What happens when you get economic data heading in the right direction and the Federal Reserve whispering sweet nothings into the ears of investors? You get the S&P 500 within six points of a record closing high. For skeptics like me, that's an opportunity to see whether companies have earned their current valuations.
Keep in mind that some companies deserve their current valuations. Big pharmaceutical company Sanofi (NASDAQ:SNY), for example, advanced to multiyear highs after announcing the completion of enrollment in its mid-stage ovarian cancer trial for MM-121. With few drugs falling off patent, a robust drug pipeline, and perhaps the snazziest dividend in all of big pharma, Sanofi looks like it could head even higher.
Still, other companies might deserve a kick in the pants. Here's a look at three companies that could be worth selling.
Is this as good as it gets?
Not to completely rip a line from Jack Nicholson, but is this really as good as it gets for impact-resistant door and window manufacturer PGT (NYSE:PGTI)?
A swift rebound in the housing market has boosted sales of PGT's doors and windows well above last year's levels. Combined with increased marketing and reduced scrap levels, PGT managed to boost its gross margin 10.3% from the previous year to 35.4%. Now, don't get me wrong: I'm not saying that a move higher in PGT isn't deserved after these significantly improved results. However, the magnitude of the move simply doesn't match the fact that PGT has lost money in five of the past seven years.
At nearly 30 times forward earnings and 18 times cash flow, PGT is going to have some very difficult comparisons to meet next year. Rising input costs and an increased marketing budget are likely to eat into its bottom line, especially with the company (in my opinion) still searching for long-term answers to drive product growth. From a sheer valuation perspective, this seems like an open-and-shut short-sell candidate.
This airline should be grounded
Merger-mania may be sweeping the airline sector and exciting investors, but I'm just as bearish on the sector as I've ever been. That's all the more reason for me to cast my discerning eye on Republic Airways (NASDAQOTH:RJETQ), which operates both its namesake airline and Frontier Airlines.
Trust me, I'm trying not to let my poor experiences on Frontier's planes get in the way of my better judgment here, but it's difficult. The February traffic report from Republic was abysmal, with a 13% decrease in revenue passenger miles and a 17% reduction in capacity. Frontier's February was even worse, with RPMs down 29% and capacity dropping 33%. Looking ahead, revenue growth is practically nonexistent based on analysts' estimates. The company is planning to minimize costs in order to boost profits and simply hope that fuel costs don't get too out of hand. That's a formula that's bankrupted the airline industry since the dawn of... well... the airline industry!
It'd be one thing if Republic were rife with cash, but it's sitting on nearly $1.9 billion in net debt. That debt gives the company little flexibility and makes it a potentially dangerous investment if jet fuel prices rise or consumer travel drops even slightly.

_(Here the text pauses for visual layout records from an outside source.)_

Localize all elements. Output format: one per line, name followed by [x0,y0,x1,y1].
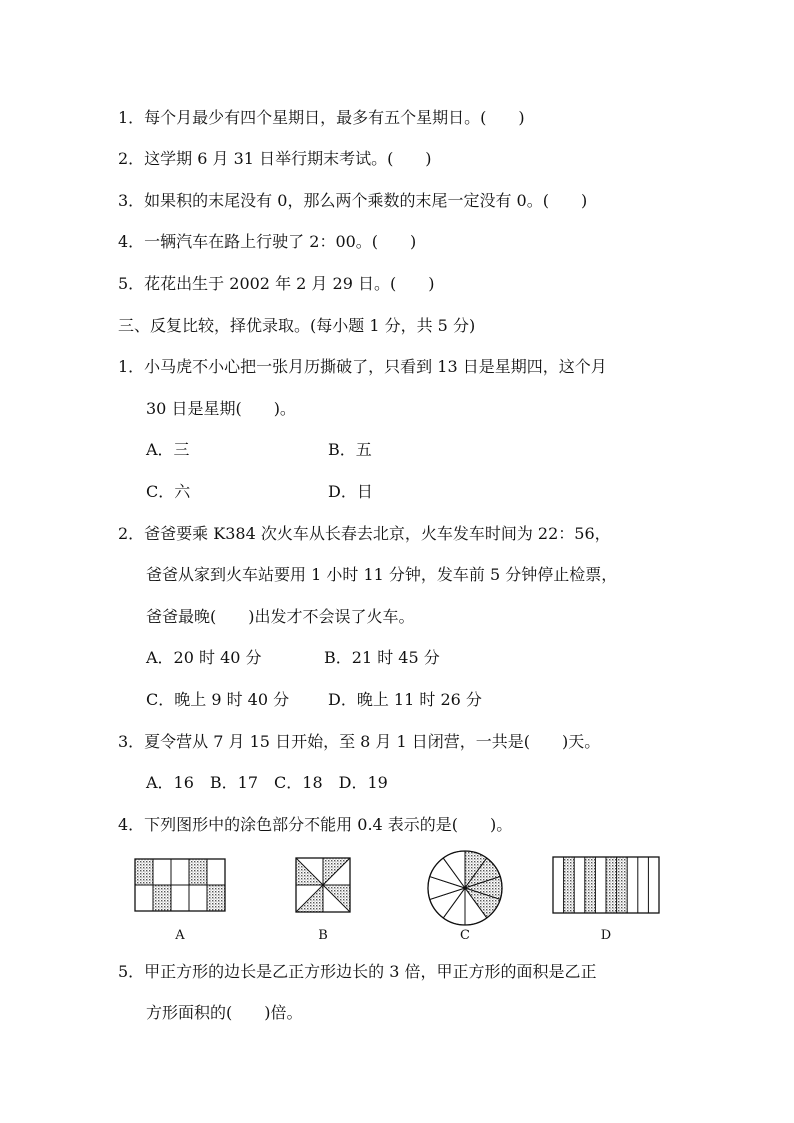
question-5-line-1: 5．甲正方形的边长是乙正方形边长的 3 倍，甲正方形的面积是乙正 [118,962,597,981]
figure-b-label: B [318,928,328,943]
question-2-line-2: 爸爸从家到火车站要用 1 小时 11 分钟，发车前 5 分钟停止检票， [146,565,618,584]
question-1-option-b: B．五 [328,440,372,459]
question-2-option-a: A．20 时 40 分 [146,648,262,667]
question-1-line-2: 30 日是星期( )。 [146,399,296,418]
question-2-option-b: B．21 时 45 分 [324,648,440,667]
judge-item-4: 4．一辆汽车在路上行驶了 2：00。( ) [118,232,417,251]
question-3-line-1: 3．夏令营从 7 月 15 日开始，至 8 月 1 日闭营，一共是( )天。 [118,732,601,751]
shaded-cell [189,859,207,885]
shaded-cell [135,859,153,885]
figure-d-label: D [600,928,612,943]
figure-a-grid [134,858,226,912]
judge-item-2: 2．这学期 6 月 31 日举行期末考试。( ) [118,149,432,168]
question-1-option-d: D．日 [328,482,373,501]
question-2-line-3: 爸爸最晚( )出发才不会误了火车。 [146,607,415,626]
judge-item-3: 3．如果积的末尾没有 0，那么两个乘数的末尾一定没有 0。( ) [118,191,588,210]
shaded-cell [207,885,225,911]
question-5-line-2: 方形面积的( )倍。 [146,1003,303,1022]
judge-item-1: 1．每个月最少有四个星期日，最多有五个星期日。( ) [118,108,525,127]
question-1-line-1: 1．小马虎不小心把一张月历撕破了，只看到 13 日是星期四，这个月 [118,357,607,376]
figure-b-square [295,857,351,913]
question-2-option-d: D．晚上 11 时 26 分 [328,690,482,709]
figure-a-label: A [175,928,185,943]
question-4-line-1: 4．下列图形中的涂色部分不能用 0.4 表示的是( )。 [118,815,513,834]
shaded-strip [606,857,617,913]
question-3-options: A．16 B．17 C．18 D．19 [146,773,388,792]
shaded-strip [564,857,575,913]
question-2-line-1: 2．爸爸要乘 K384 次火车从长春去北京，火车发车时间为 22：56， [118,524,611,543]
section-3-heading: 三、反复比较，择优录取。(每小题 1 分，共 5 分) [118,316,476,335]
figure-c-label: C [460,928,470,943]
shaded-strip [617,857,628,913]
figure-d-strips [552,856,660,914]
shaded-strip [585,857,596,913]
figure-c-circle [426,849,504,927]
shaded-cell [153,885,171,911]
question-1-option-a: A．三 [146,440,190,459]
question-2-option-c: C．晚上 9 时 40 分 [146,690,290,709]
question-1-option-c: C．六 [146,482,191,501]
judge-item-5: 5．花花出生于 2002 年 2 月 29 日。( ) [118,274,435,293]
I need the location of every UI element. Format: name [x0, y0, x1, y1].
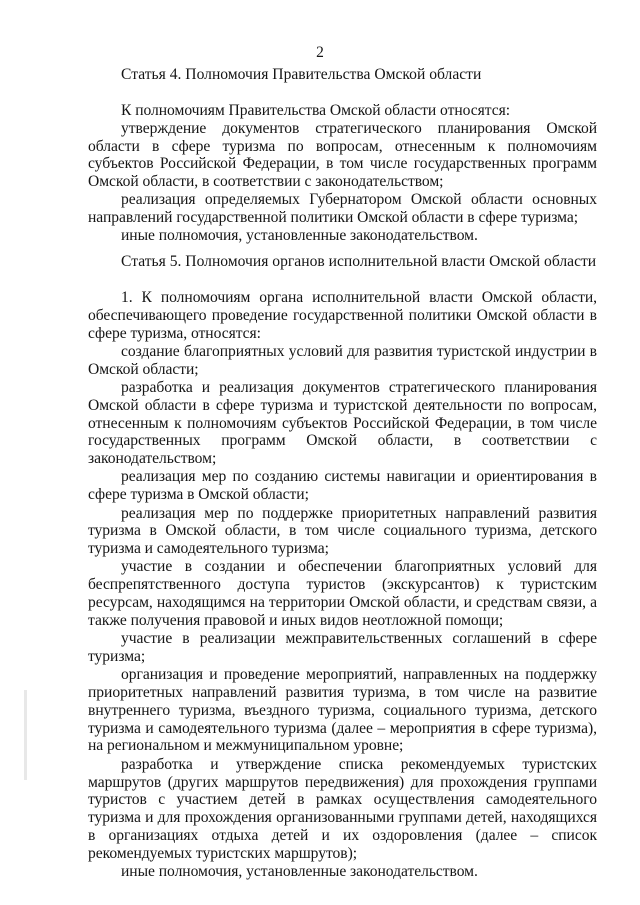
article-4 — [88, 66, 597, 84]
article-5-title: Статья 5. Полномочия органов исполнительной власти Омской области — [121, 253, 597, 270]
article-5-paragraph: разработка и реализация документов стратегического планирования Омской области в сфере туризма и туристской деятельности по вопросам, отнесенным к полномочиям субъектов Российской Федерации, в том числе государственных программ Омской области, в соответствии с законодательством; — [88, 378, 597, 468]
article-4-paragraph: иные полномочия, установленные законодательством. — [121, 226, 478, 244]
article-5-paragraph: участие в реализации межправительственных соглашений в сфере туризма; — [88, 630, 597, 665]
article-5-paragraph: создание благоприятных условий для развития туристской индустрии в Омской области; — [88, 342, 597, 378]
article-5-paragraph: участие в создании и обеспечении благоприятных условий для беспрепятственного доступа туристов (экскурсантов) к туристским ресурсам, находящимся на территории Омской области, и средствам связи, а также получения правовой и иных видов неотложной помощи; — [88, 558, 597, 629]
article-4-paragraph: К полномочиям Правительства Омской области относятся: — [121, 102, 510, 119]
article-5-paragraph: реализация мер по поддержке приоритетных направлений развития туризма в Омской области, в том числе социального туризма, детского туризма и самодеятельного туризма; — [88, 504, 597, 558]
article-5-paragraph: реализация мер по созданию системы навигации и ориентирования в сфере туризма в Омской области; — [88, 468, 597, 504]
article-5-paragraph: иные полномочия, установленные законодательством. — [121, 863, 478, 880]
article-5-paragraph: разработка и утверждение списка рекомендуемых туристских маршрутов (других маршрутов передвижения) для прохождения группами туристов с участием детей в рамках осуществления самодеятельного туризма и для прохождения организованными группами детей, находящихся в организациях отдыха детей и их оздоровления (далее – список рекомендуемых туристских маршрутов); — [88, 755, 597, 862]
page-number: 2 — [316, 44, 324, 61]
article-4-paragraph: утверждение документов стратегического планирования Омской области в сфере туризма по вопросам, отнесенным к полномочиям субъектов Российской Федерации, в том числе государственных программ Омской области, в соответствии с законодательством; — [88, 119, 597, 191]
article-4-paragraph: реализация определяемых Губернатором Омской области основных направлений государственной политики Омской области в сфере туризма; — [88, 190, 597, 226]
article-4-body — [88, 102, 597, 244]
article-5-body — [88, 289, 597, 881]
scan-margin-mark — [24, 690, 27, 780]
article-5-paragraph: 1. К полномочиям органа исполнительной власти Омской области, обеспечивающего проведение государственной политики Омской области в сфере туризма, относятся: — [88, 289, 597, 342]
article-5-paragraph: организация и проведение мероприятий, направленных на поддержку приоритетных направлений развития туризма, в том числе на развитие внутреннего туризма, въездного туризма, социального туризма, детского туризма и самодеятельного туризма (далее – мероприятия в сфере туризма), на региональном и межмуниципальном уровне; — [88, 666, 597, 755]
article-4-title: Статья 4. Полномочия Правительства Омской области — [121, 66, 482, 83]
article-5 — [88, 253, 597, 271]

Been here, done that before
Enterprise printing is an extremely cyclical business, with demand for equipment ebbing and flowing every couple of years. As such, many print-based companies find that their share price is range-bound. Knowing that, I’m suggesting it's time to jump ship on analog-to-digital print solutions company Electronics for Imaging (NASDAQ:EFII).

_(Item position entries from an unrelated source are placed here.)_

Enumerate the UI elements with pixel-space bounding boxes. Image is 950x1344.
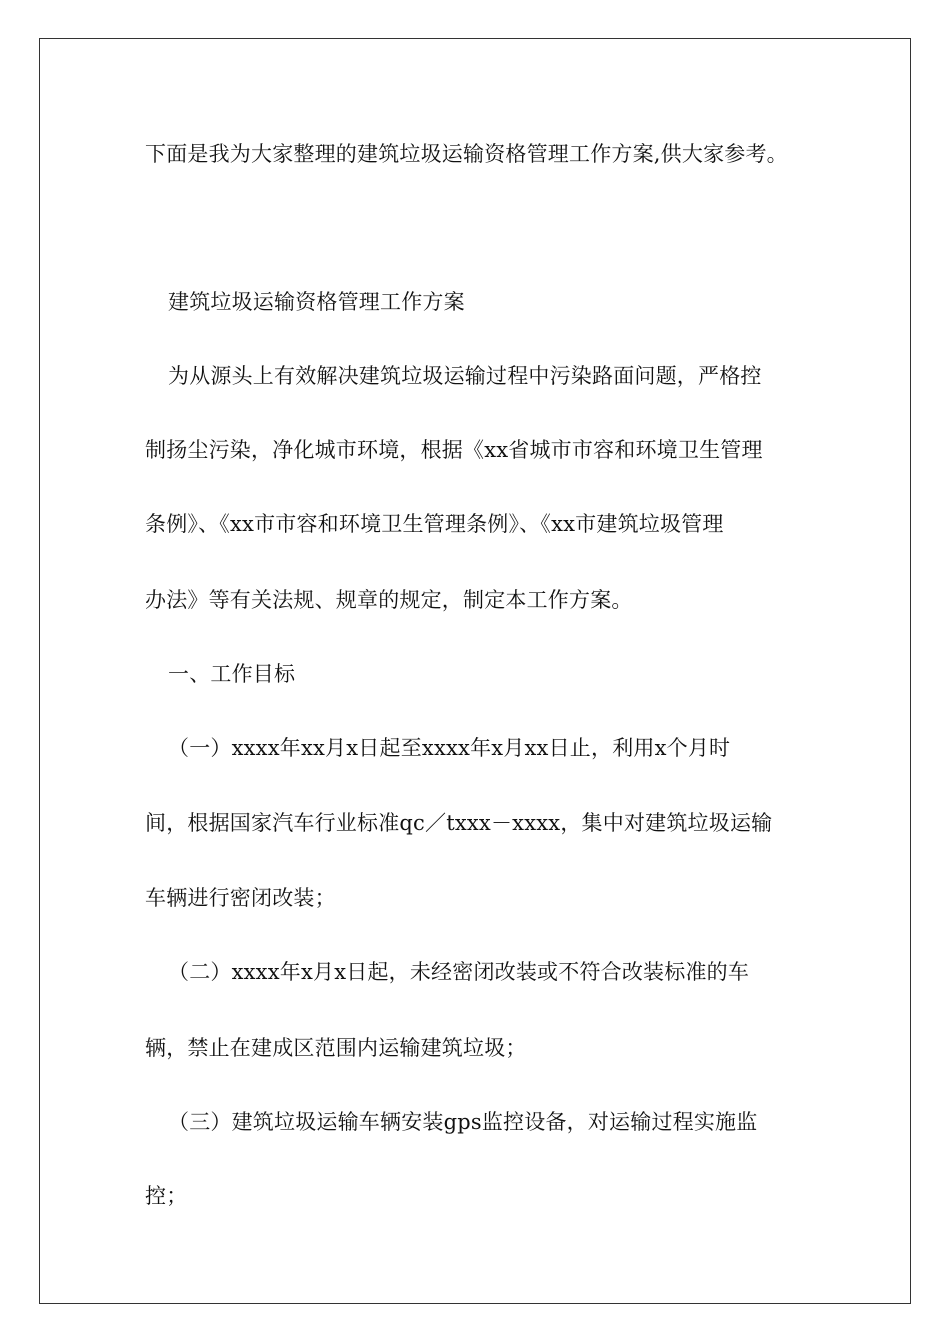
document-title: 建筑垃圾运输资格管理工作方案 [168, 290, 465, 314]
intro-paragraph: 下面是我为大家整理的建筑垃圾运输资格管理工作方案,供大家参考。 [145, 142, 788, 166]
paragraph-line: 为从源头上有效解决建筑垃圾运输过程中污染路面问题，严格控 [168, 364, 762, 388]
paragraph-line: 间，根据国家汽车行业标准qc／txxx－xxxx，集中对建筑垃圾运输 [145, 811, 773, 835]
paragraph-line: 车辆进行密闭改装； [145, 886, 336, 910]
section-heading: 一、工作目标 [168, 662, 296, 686]
paragraph-line: （二）xxxx年x月x日起，未经密闭改装或不符合改装标准的车 [168, 960, 750, 984]
paragraph-line: 控； [145, 1184, 188, 1208]
paragraph-line: 制扬尘污染，净化城市环境，根据《xx省城市市容和环境卫生管理 [145, 438, 763, 462]
paragraph-line: 条例》、《xx市市容和环境卫生管理条例》、《xx市建筑垃圾管理 [145, 512, 724, 536]
paragraph-line: （三）建筑垃圾运输车辆安装gps监控设备，对运输过程实施监 [168, 1110, 758, 1134]
paragraph-line: （一）xxxx年xx月x日起至xxxx年x月xx日止，利用x个月时 [168, 736, 731, 760]
paragraph-line: 辆，禁止在建成区范围内运输建筑垃圾； [145, 1036, 527, 1060]
paragraph-line: 办法》等有关法规、规章的规定，制定本工作方案。 [145, 588, 633, 612]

EFI definitely got the message from corporate America that it needs to constantly improve its product line to complement an increasingly mobile world. Its mobile solutions have allowed the company to boost revenue by double digits in three straight years, but it's also not the only fish in the sea that's clinging to a transformation. Xerox (NYSE:XRX), probably the most globally known print company, has transformed from print services to getting about half of its revenue from information technology services like Medicaid processing and ticket booth collection software and services. EFI, on the other hand, is wholly reliant on enterprise print demand to drive growth.
My personal opinion is that enterprise print demand isn't terribly strong -- certainly not strong enough to support EFI at 16 times forward earnings. The other concern I have with EFI is its cash flow, which never seems to grow, stuck in perpetuity between $47 million and $62 million annually. The unwritten rule has been to run for the hills when EFI trades for more than 20 times cash flow. At its current level of 22.3 times cash flow, I’m heeding that warning.
This week’s theme is all about whether or not these three companies can top last year’s near-perfect results. With frothy valuations, difficult comparisons, and a history of cyclicality, all three companies seem poised for a sizable pullback.